The U.S. Public Health Service Corps sent out guidance and technical documents to providers Tuesday on how to split ventilators as well as a guide on the anticipated problems a hospital could face employing the strategy.
A lack of ventilators has been a major issue for providers as the number of COVID-19 cases has surged throughout the country, threatening to overwhelm many systems. Some hospitals and experts have floated the idea of having one ventilator take on two patients in order to shore up capacity, but the practice is controversial.
The administration cautioned that splitting ventilators should only be used as an “absolute last resort.”
“These decisions must be made on an individual institution, care-provider and patient level,” the guidance said. “However, we do know that many institutions are evaluating this practice and protocols are being developed and tested, and some places, preliminarily implemented.”
The guidance includes a statement by the Centers for Disease Control and Prevention that the infection control implications for splitting ventilators aren’t “firmly established since it would not meet general established standards for infection control for ventilated patients.”

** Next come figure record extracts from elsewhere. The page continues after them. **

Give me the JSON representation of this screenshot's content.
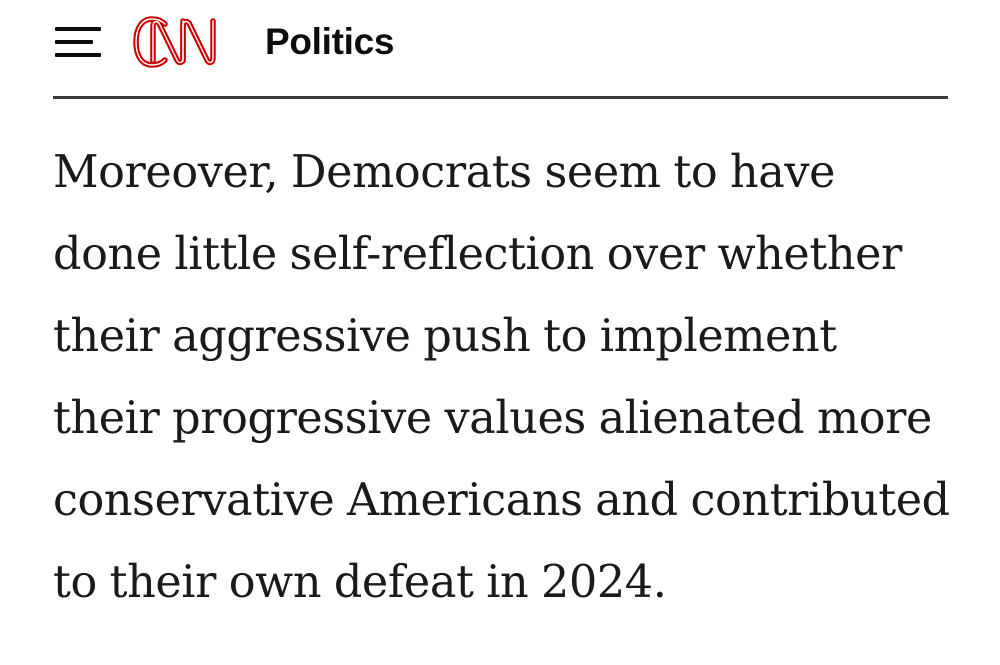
{
  "header": {
    "menu_icon": "hamburger-menu-icon",
    "logo_text": "CNN",
    "logo_color": "#cc0000",
    "section_title": "Politics"
  },
  "article": {
    "paragraph": "Moreover, Democrats seem to have done little self-reflection over whether their aggressive push to implement their progressive values alienated more conservative Americans and contributed to their own defeat in 2024."
  }
}
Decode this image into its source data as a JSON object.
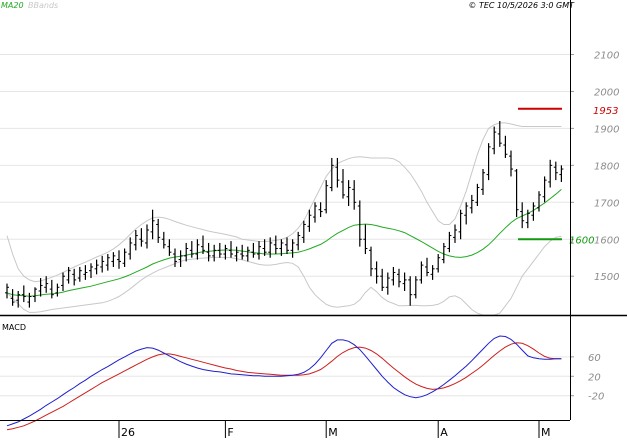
{
  "header": {
    "ma_label": "MA20",
    "bb_label": "BBands",
    "copyright": "© TEC 10/5/2026 3:0 GMT"
  },
  "colors": {
    "ma": "#22aa22",
    "bbands": "#c8c8c8",
    "macd": "#1f1fcc",
    "signal": "#cc1f1f",
    "resistance": "#cc0000",
    "support": "#119911",
    "bars": "#000000",
    "grid": "#e6e6e6",
    "axis": "#000000"
  },
  "chart_data": [
    {
      "type": "ohlc",
      "name": "price",
      "ylim": [
        1395,
        2215
      ],
      "y_ticks": [
        1500,
        1600,
        1700,
        1800,
        1900,
        2000,
        2100
      ],
      "grid": true,
      "ohlc": [
        [
          1455,
          1480,
          1440,
          1470
        ],
        [
          1440,
          1465,
          1420,
          1430
        ],
        [
          1435,
          1460,
          1415,
          1450
        ],
        [
          1450,
          1475,
          1430,
          1445
        ],
        [
          1430,
          1455,
          1415,
          1445
        ],
        [
          1445,
          1470,
          1430,
          1465
        ],
        [
          1460,
          1495,
          1445,
          1475
        ],
        [
          1470,
          1500,
          1455,
          1480
        ],
        [
          1465,
          1490,
          1440,
          1450
        ],
        [
          1455,
          1480,
          1445,
          1470
        ],
        [
          1475,
          1510,
          1460,
          1500
        ],
        [
          1490,
          1525,
          1480,
          1515
        ],
        [
          1505,
          1520,
          1475,
          1490
        ],
        [
          1495,
          1525,
          1485,
          1515
        ],
        [
          1505,
          1530,
          1490,
          1510
        ],
        [
          1515,
          1535,
          1495,
          1525
        ],
        [
          1520,
          1545,
          1505,
          1530
        ],
        [
          1525,
          1555,
          1510,
          1540
        ],
        [
          1530,
          1560,
          1515,
          1550
        ],
        [
          1540,
          1565,
          1525,
          1555
        ],
        [
          1545,
          1570,
          1520,
          1540
        ],
        [
          1535,
          1575,
          1525,
          1565
        ],
        [
          1560,
          1605,
          1545,
          1590
        ],
        [
          1585,
          1625,
          1570,
          1610
        ],
        [
          1600,
          1630,
          1580,
          1595
        ],
        [
          1590,
          1640,
          1575,
          1625
        ],
        [
          1620,
          1680,
          1600,
          1650
        ],
        [
          1640,
          1655,
          1590,
          1605
        ],
        [
          1600,
          1620,
          1575,
          1585
        ],
        [
          1580,
          1600,
          1555,
          1565
        ],
        [
          1560,
          1575,
          1525,
          1540
        ],
        [
          1545,
          1570,
          1525,
          1555
        ],
        [
          1555,
          1590,
          1540,
          1575
        ],
        [
          1570,
          1595,
          1550,
          1560
        ],
        [
          1560,
          1600,
          1545,
          1585
        ],
        [
          1580,
          1610,
          1560,
          1570
        ],
        [
          1565,
          1590,
          1540,
          1555
        ],
        [
          1555,
          1585,
          1540,
          1570
        ],
        [
          1570,
          1590,
          1550,
          1560
        ],
        [
          1560,
          1585,
          1545,
          1575
        ],
        [
          1570,
          1595,
          1550,
          1560
        ],
        [
          1555,
          1580,
          1540,
          1565
        ],
        [
          1560,
          1585,
          1545,
          1555
        ],
        [
          1555,
          1580,
          1540,
          1570
        ],
        [
          1565,
          1590,
          1550,
          1560
        ],
        [
          1560,
          1595,
          1545,
          1580
        ],
        [
          1575,
          1600,
          1555,
          1565
        ],
        [
          1565,
          1605,
          1550,
          1590
        ],
        [
          1585,
          1610,
          1560,
          1575
        ],
        [
          1575,
          1600,
          1555,
          1590
        ],
        [
          1585,
          1605,
          1560,
          1570
        ],
        [
          1570,
          1600,
          1550,
          1590
        ],
        [
          1585,
          1620,
          1570,
          1610
        ],
        [
          1605,
          1650,
          1590,
          1640
        ],
        [
          1635,
          1680,
          1620,
          1665
        ],
        [
          1660,
          1700,
          1645,
          1690
        ],
        [
          1680,
          1700,
          1660,
          1675
        ],
        [
          1680,
          1760,
          1670,
          1745
        ],
        [
          1740,
          1820,
          1730,
          1800
        ],
        [
          1795,
          1820,
          1740,
          1760
        ],
        [
          1755,
          1790,
          1710,
          1720
        ],
        [
          1715,
          1760,
          1690,
          1740
        ],
        [
          1735,
          1760,
          1680,
          1700
        ],
        [
          1690,
          1705,
          1580,
          1600
        ],
        [
          1600,
          1640,
          1560,
          1575
        ],
        [
          1570,
          1580,
          1500,
          1520
        ],
        [
          1520,
          1540,
          1480,
          1500
        ],
        [
          1500,
          1520,
          1460,
          1470
        ],
        [
          1470,
          1510,
          1450,
          1495
        ],
        [
          1490,
          1525,
          1475,
          1510
        ],
        [
          1505,
          1520,
          1470,
          1485
        ],
        [
          1480,
          1510,
          1460,
          1490
        ],
        [
          1490,
          1500,
          1420,
          1450
        ],
        [
          1450,
          1500,
          1440,
          1490
        ],
        [
          1490,
          1540,
          1480,
          1530
        ],
        [
          1525,
          1550,
          1500,
          1510
        ],
        [
          1505,
          1530,
          1490,
          1520
        ],
        [
          1520,
          1560,
          1510,
          1550
        ],
        [
          1545,
          1590,
          1535,
          1580
        ],
        [
          1575,
          1620,
          1565,
          1610
        ],
        [
          1605,
          1640,
          1590,
          1625
        ],
        [
          1620,
          1680,
          1600,
          1670
        ],
        [
          1665,
          1700,
          1640,
          1690
        ],
        [
          1685,
          1720,
          1670,
          1705
        ],
        [
          1700,
          1750,
          1690,
          1740
        ],
        [
          1735,
          1790,
          1720,
          1780
        ],
        [
          1775,
          1860,
          1760,
          1850
        ],
        [
          1845,
          1905,
          1830,
          1890
        ],
        [
          1885,
          1920,
          1850,
          1860
        ],
        [
          1855,
          1880,
          1820,
          1830
        ],
        [
          1825,
          1840,
          1770,
          1790
        ],
        [
          1785,
          1790,
          1660,
          1680
        ],
        [
          1675,
          1700,
          1630,
          1650
        ],
        [
          1645,
          1680,
          1630,
          1670
        ],
        [
          1665,
          1700,
          1650,
          1690
        ],
        [
          1685,
          1730,
          1675,
          1720
        ],
        [
          1715,
          1770,
          1700,
          1760
        ],
        [
          1755,
          1815,
          1740,
          1800
        ],
        [
          1795,
          1810,
          1760,
          1780
        ],
        [
          1775,
          1800,
          1755,
          1790
        ]
      ],
      "ma20": [
        1455,
        1450,
        1448,
        1447,
        1446,
        1447,
        1449,
        1451,
        1452,
        1454,
        1457,
        1461,
        1464,
        1467,
        1470,
        1473,
        1477,
        1481,
        1485,
        1489,
        1493,
        1498,
        1504,
        1511,
        1518,
        1525,
        1533,
        1539,
        1544,
        1549,
        1552,
        1554,
        1557,
        1560,
        1563,
        1566,
        1567,
        1569,
        1570,
        1571,
        1571,
        1570,
        1568,
        1566,
        1564,
        1562,
        1560,
        1560,
        1560,
        1561,
        1562,
        1563,
        1565,
        1569,
        1574,
        1580,
        1586,
        1595,
        1606,
        1616,
        1624,
        1632,
        1638,
        1640,
        1641,
        1640,
        1637,
        1633,
        1630,
        1627,
        1623,
        1618,
        1610,
        1602,
        1594,
        1585,
        1576,
        1567,
        1560,
        1555,
        1552,
        1551,
        1553,
        1557,
        1564,
        1573,
        1585,
        1600,
        1616,
        1631,
        1645,
        1656,
        1663,
        1670,
        1678,
        1688,
        1698,
        1710,
        1722,
        1735
      ],
      "bb_upper": [
        1610,
        1560,
        1520,
        1500,
        1490,
        1485,
        1487,
        1492,
        1497,
        1503,
        1510,
        1518,
        1525,
        1532,
        1538,
        1545,
        1552,
        1558,
        1565,
        1574,
        1585,
        1598,
        1613,
        1628,
        1640,
        1650,
        1658,
        1660,
        1658,
        1654,
        1648,
        1643,
        1638,
        1634,
        1630,
        1626,
        1622,
        1619,
        1616,
        1613,
        1610,
        1606,
        1600,
        1598,
        1596,
        1594,
        1594,
        1595,
        1597,
        1600,
        1605,
        1615,
        1630,
        1650,
        1680,
        1710,
        1740,
        1770,
        1790,
        1805,
        1812,
        1818,
        1822,
        1823,
        1822,
        1820,
        1820,
        1820,
        1820,
        1818,
        1810,
        1795,
        1778,
        1755,
        1730,
        1700,
        1675,
        1650,
        1640,
        1640,
        1655,
        1690,
        1730,
        1780,
        1830,
        1870,
        1900,
        1910,
        1915,
        1915,
        1912,
        1908,
        1905,
        1905,
        1905,
        1905,
        1905,
        1905,
        1905,
        1905
      ],
      "bb_lower": [
        1455,
        1440,
        1425,
        1410,
        1402,
        1402,
        1404,
        1407,
        1410,
        1412,
        1414,
        1416,
        1418,
        1420,
        1422,
        1424,
        1426,
        1428,
        1432,
        1438,
        1445,
        1455,
        1466,
        1478,
        1490,
        1500,
        1508,
        1516,
        1522,
        1528,
        1534,
        1540,
        1544,
        1546,
        1548,
        1549,
        1550,
        1551,
        1551,
        1551,
        1550,
        1547,
        1544,
        1540,
        1536,
        1532,
        1530,
        1530,
        1532,
        1535,
        1537,
        1535,
        1525,
        1500,
        1470,
        1450,
        1436,
        1424,
        1418,
        1416,
        1418,
        1420,
        1424,
        1436,
        1456,
        1470,
        1458,
        1442,
        1432,
        1426,
        1420,
        1420,
        1421,
        1421,
        1420,
        1420,
        1421,
        1424,
        1432,
        1444,
        1447,
        1440,
        1425,
        1410,
        1400,
        1395,
        1395,
        1395,
        1400,
        1420,
        1440,
        1470,
        1500,
        1520,
        1540,
        1560,
        1580,
        1595,
        1605,
        1608
      ],
      "resistance": 1953,
      "support": 1600,
      "resistance_label": "1953",
      "support_label": "1600"
    },
    {
      "type": "line",
      "name": "MACD",
      "title": "MACD",
      "ylim": [
        -70,
        140
      ],
      "y_ticks": [
        -20,
        20,
        60
      ],
      "y_tick_labels": [
        "-20",
        "20",
        "60"
      ],
      "macd": [
        -82,
        -78,
        -74,
        -68,
        -62,
        -55,
        -48,
        -40,
        -33,
        -26,
        -18,
        -10,
        -3,
        5,
        12,
        20,
        27,
        34,
        40,
        47,
        54,
        60,
        66,
        72,
        76,
        79,
        78,
        74,
        68,
        62,
        56,
        50,
        45,
        41,
        37,
        34,
        32,
        30,
        29,
        27,
        25,
        24,
        23,
        22,
        21,
        21,
        20,
        20,
        20,
        20,
        21,
        22,
        24,
        28,
        35,
        45,
        58,
        73,
        88,
        95,
        95,
        92,
        85,
        75,
        62,
        48,
        34,
        20,
        8,
        -3,
        -11,
        -18,
        -22,
        -24,
        -22,
        -18,
        -12,
        -5,
        3,
        12,
        21,
        31,
        41,
        52,
        64,
        76,
        88,
        98,
        103,
        102,
        96,
        86,
        74,
        62,
        58,
        56,
        55,
        55,
        56,
        56
      ],
      "signal": [
        -90,
        -88,
        -85,
        -82,
        -77,
        -72,
        -66,
        -60,
        -54,
        -48,
        -42,
        -35,
        -28,
        -21,
        -14,
        -7,
        0,
        7,
        13,
        19,
        25,
        31,
        37,
        43,
        49,
        55,
        60,
        64,
        66,
        66,
        64,
        61,
        58,
        55,
        52,
        49,
        46,
        43,
        40,
        37,
        35,
        32,
        30,
        28,
        27,
        26,
        25,
        24,
        23,
        22,
        22,
        22,
        22,
        23,
        25,
        29,
        34,
        42,
        51,
        61,
        69,
        75,
        79,
        80,
        78,
        73,
        66,
        57,
        47,
        37,
        28,
        19,
        11,
        4,
        -1,
        -5,
        -7,
        -6,
        -4,
        0,
        5,
        11,
        18,
        26,
        34,
        43,
        53,
        63,
        72,
        80,
        86,
        89,
        88,
        83,
        76,
        68,
        61,
        57,
        56,
        56
      ]
    }
  ],
  "x_axis": {
    "labels": [
      "26",
      "F",
      "M",
      "A",
      "M"
    ],
    "label_index": [
      20,
      39,
      57,
      77,
      95
    ]
  }
}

However, if a facility employs the currently established infection control interventions needed to reduce ventilator-associated infections then any additional risk from splitting is “likely to be small and would likely be appropriate in a crisis standard of care,” the guidance said.
The Food and Drug Administration also added that it doesn’t object to creating a T-connector outlined in instructions to providers to split a ventilator.
But while the administration appears to be fine with splitting ventilators as a last resort to shore up capacity, not all providers are.
Adam Schlifke, M.D., a board-certified anesthesiologist and a clinical assistant professor at Stanford University in California, said sharing ventilators is a bad idea as patients cannot be properly monitored.
“I’ll tell you, it’s a Pandora’s box,” he said, with a preferred solution to re-purpose anesthesia machines from operating rooms or increasing the supply of ventilators.
Schlifke leads a group of anesthesiologists and other professionals called CovidVent that has called for turning operating rooms and surgery centers into critical care units for patients in order to free up hospital beds and ventilators.
“It is dangerous,” Schlifke said, about the idea of splitting ventilation between two patients. With only one way to monitor the split, there’s a risk of causing trauma or hypoventilating patients. “It’s a very hard thing to manage and it’s not something providers are used to doing because it’s never really been done before.”
“At the end of the day, of all the ways we could increase the supply of ventilation, that would be my last choice,” he said.